In my opinion the current market price of Allied shares at nearly 9 cents considerably overstates the real value of the company especially given its high;ly questionable "leadership" if you can call it that.
Maybe at 2 cents they might be fair value. Get out now while you still can and sue for your losses.
Surprise surprise, when will the SFO and market regulators take action against these two - Watson & Hotchkin.
It is the debenture holders money financing Watsons prosties and and Hotchkins $30m houses.
They may as well just given them an open check, it was used as their own bank - to fund side projects where the profits were loaded into and distributed to these two.
So when will Allied be calling in the Receiver? If a Minister resigns over a two bob credit card bill what fait awaits the Minister who is presiding over this grossly criminal act?
If this were the United States, O'Loughlin and Alloway would be heading off to be fitted for their stripey pyjamas. In NZ they will probably just cash in their mutli-million dollar self-penned exit packages when Allied inevitably dwindles to nothing.
My bet is that the ultimate realised value of the Hanover 'assets' is less than $100m.
Allied's pre Hanover shareholders have been badly let down, by a Board with an established reputation at failure. You should have bailed when the whole company started wobbling. Allied will continue to write-down assets, post massive losses and burn cash.
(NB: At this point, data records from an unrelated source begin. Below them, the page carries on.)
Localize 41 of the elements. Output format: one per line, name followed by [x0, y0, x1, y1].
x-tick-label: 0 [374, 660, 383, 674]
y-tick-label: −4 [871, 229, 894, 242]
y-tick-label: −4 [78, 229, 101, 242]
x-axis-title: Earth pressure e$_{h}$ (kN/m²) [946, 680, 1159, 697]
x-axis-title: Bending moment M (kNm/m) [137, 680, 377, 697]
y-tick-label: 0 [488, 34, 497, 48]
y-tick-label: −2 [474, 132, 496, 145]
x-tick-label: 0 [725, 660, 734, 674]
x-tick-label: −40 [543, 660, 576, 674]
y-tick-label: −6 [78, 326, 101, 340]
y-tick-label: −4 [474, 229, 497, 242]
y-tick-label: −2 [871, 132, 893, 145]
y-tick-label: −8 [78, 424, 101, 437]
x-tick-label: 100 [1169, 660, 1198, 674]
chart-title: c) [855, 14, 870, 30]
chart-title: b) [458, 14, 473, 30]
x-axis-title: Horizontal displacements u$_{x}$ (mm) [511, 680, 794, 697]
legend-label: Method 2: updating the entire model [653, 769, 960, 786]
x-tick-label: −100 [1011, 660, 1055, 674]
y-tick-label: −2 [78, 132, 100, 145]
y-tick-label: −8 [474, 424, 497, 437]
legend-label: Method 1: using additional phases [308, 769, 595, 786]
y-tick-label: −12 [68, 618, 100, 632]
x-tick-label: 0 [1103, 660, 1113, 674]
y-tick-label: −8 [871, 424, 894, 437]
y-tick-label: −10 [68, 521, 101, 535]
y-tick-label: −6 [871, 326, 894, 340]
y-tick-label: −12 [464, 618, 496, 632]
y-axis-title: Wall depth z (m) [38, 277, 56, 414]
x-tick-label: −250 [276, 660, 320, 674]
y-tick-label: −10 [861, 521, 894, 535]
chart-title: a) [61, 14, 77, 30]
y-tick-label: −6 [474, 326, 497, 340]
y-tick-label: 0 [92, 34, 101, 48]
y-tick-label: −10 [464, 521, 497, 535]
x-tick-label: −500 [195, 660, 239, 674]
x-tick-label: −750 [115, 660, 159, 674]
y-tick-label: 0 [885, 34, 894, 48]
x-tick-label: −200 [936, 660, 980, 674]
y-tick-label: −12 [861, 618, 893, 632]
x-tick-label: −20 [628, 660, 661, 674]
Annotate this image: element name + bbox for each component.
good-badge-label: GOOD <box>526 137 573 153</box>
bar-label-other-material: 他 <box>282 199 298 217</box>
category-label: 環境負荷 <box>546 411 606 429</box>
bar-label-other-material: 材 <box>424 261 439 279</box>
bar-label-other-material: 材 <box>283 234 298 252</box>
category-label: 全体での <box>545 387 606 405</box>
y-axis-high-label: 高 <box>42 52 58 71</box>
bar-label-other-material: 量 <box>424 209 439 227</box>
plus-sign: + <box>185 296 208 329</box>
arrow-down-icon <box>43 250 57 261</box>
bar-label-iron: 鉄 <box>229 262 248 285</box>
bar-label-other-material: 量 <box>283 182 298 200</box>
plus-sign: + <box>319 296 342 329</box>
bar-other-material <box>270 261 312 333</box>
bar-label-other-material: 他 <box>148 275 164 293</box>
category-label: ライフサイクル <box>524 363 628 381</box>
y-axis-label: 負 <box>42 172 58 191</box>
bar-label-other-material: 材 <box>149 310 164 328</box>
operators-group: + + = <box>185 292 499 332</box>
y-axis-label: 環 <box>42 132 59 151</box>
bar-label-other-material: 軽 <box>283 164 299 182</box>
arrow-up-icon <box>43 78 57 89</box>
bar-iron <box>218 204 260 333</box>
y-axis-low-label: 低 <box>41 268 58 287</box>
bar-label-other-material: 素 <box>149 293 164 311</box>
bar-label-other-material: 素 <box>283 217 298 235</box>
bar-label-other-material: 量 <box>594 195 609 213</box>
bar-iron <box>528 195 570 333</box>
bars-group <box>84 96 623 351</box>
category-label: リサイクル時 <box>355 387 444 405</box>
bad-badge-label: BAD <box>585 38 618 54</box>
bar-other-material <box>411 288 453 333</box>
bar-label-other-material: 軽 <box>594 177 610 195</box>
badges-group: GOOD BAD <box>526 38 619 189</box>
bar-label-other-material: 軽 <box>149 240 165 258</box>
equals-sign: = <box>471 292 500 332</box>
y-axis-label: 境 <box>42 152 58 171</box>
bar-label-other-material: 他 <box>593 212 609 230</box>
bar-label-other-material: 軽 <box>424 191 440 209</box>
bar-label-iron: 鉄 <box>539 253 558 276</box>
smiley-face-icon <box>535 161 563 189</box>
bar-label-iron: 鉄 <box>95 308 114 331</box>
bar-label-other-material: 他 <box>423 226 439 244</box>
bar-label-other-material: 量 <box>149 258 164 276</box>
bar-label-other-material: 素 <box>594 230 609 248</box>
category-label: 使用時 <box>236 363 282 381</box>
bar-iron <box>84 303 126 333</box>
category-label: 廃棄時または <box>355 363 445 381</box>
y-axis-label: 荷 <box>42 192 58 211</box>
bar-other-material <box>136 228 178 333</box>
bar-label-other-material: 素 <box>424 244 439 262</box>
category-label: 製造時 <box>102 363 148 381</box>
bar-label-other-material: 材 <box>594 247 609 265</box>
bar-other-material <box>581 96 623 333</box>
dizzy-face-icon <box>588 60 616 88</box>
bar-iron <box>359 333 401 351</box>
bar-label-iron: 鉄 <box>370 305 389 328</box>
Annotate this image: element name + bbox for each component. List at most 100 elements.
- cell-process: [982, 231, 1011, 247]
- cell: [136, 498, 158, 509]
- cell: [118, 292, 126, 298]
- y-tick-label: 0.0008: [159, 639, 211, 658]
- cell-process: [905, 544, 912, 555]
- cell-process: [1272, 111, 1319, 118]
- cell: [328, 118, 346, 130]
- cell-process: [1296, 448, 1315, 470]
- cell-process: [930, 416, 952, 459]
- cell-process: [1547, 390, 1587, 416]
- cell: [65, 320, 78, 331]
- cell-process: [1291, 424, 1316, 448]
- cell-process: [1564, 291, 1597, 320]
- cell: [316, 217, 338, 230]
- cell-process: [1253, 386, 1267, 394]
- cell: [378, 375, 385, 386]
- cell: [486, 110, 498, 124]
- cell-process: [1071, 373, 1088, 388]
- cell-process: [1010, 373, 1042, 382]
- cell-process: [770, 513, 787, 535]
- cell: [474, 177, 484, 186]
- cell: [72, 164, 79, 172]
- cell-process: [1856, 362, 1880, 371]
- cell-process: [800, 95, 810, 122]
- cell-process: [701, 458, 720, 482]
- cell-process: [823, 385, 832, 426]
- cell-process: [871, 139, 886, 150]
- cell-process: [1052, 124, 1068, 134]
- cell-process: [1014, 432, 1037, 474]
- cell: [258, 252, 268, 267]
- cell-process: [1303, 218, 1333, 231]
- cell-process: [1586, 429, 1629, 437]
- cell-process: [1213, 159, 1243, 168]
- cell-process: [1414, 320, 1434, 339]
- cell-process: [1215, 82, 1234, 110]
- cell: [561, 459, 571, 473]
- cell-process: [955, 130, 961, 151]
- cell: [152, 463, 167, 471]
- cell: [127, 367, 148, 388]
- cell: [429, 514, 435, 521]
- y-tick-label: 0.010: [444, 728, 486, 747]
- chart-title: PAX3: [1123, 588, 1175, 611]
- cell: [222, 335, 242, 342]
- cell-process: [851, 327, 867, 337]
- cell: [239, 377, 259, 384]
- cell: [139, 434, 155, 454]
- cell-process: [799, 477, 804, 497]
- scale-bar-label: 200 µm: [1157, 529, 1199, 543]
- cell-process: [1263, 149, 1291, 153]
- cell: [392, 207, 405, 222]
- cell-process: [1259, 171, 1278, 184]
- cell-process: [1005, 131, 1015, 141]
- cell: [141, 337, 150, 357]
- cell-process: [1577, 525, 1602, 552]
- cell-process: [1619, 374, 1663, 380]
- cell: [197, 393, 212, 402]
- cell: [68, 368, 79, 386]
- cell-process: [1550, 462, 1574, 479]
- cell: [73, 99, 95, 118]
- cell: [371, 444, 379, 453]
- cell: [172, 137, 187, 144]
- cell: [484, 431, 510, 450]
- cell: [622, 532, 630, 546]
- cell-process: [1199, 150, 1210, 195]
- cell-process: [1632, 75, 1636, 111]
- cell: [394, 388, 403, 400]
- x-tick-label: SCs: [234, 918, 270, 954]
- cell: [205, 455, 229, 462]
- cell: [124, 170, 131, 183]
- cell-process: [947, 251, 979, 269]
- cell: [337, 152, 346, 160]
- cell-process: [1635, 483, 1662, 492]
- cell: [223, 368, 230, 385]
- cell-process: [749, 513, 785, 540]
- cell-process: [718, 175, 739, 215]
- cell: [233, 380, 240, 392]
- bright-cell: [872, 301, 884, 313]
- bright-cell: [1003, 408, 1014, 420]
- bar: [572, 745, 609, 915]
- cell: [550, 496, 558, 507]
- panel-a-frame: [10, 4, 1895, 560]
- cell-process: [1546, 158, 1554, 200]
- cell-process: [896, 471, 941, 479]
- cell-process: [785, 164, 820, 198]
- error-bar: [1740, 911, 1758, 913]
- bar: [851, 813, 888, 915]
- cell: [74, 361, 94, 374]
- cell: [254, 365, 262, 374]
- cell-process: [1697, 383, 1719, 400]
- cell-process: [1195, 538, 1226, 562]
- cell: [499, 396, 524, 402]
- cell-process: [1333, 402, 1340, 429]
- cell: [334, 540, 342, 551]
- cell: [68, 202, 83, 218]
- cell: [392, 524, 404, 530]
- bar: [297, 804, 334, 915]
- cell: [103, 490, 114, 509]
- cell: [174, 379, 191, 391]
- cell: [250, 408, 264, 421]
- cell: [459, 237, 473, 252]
In a prior blog i did predict the massive write down, now look at the cash burn.
Attention shareholders: If you want to save what's left of your company you must immediately do the following ;
1. Replace the entire Board at an SGM, they have no credibility and will ultimately sink the company, if not replaced.
2. Appoint a QC to review the Hanover transaction
3. Commence legal action against the Allied Board who proposed the transaction, and Hanover's shareholders including the dynamic duo (Watson and Hotchin) for misrepresenting Hanovers position,
4. Get out of lending, and stick to your core business. The grief only started when you started dabbling in pretending to be a finance company.
We warned: This is only the start of the grief.
I completly agree with the above comment.
Unfortunatly elderly investors will be reluctant to rock the boat to such an extent so they should simply get out now. The adjusted net tangible asset value is approx 8 cents per share, which is almost exactly where the shares are trading now.
Anyone who thinks there won't be further massive write-downs seriously dimishing NTA is simply an Ostrich sticking their head in the sand. They need to get good advice, get a stockbroker and get out before the rest of their money is lost.
They can't say Reality Check didn't warn them.
City slickers face farmers - and their over ambitiious board - in hugely complex negotations. Credible but inadequate write downs. False hope - again - for the hapless investors. City slickers succesfully offload massive liabilities and crack open the bubbly. Over ambitious directors left to pick up the pieces. Reputations severely damaged without the consolations of Watsonian wealth.
Does this sort of thing happen with such monotonous regularity anywhere other than NZ?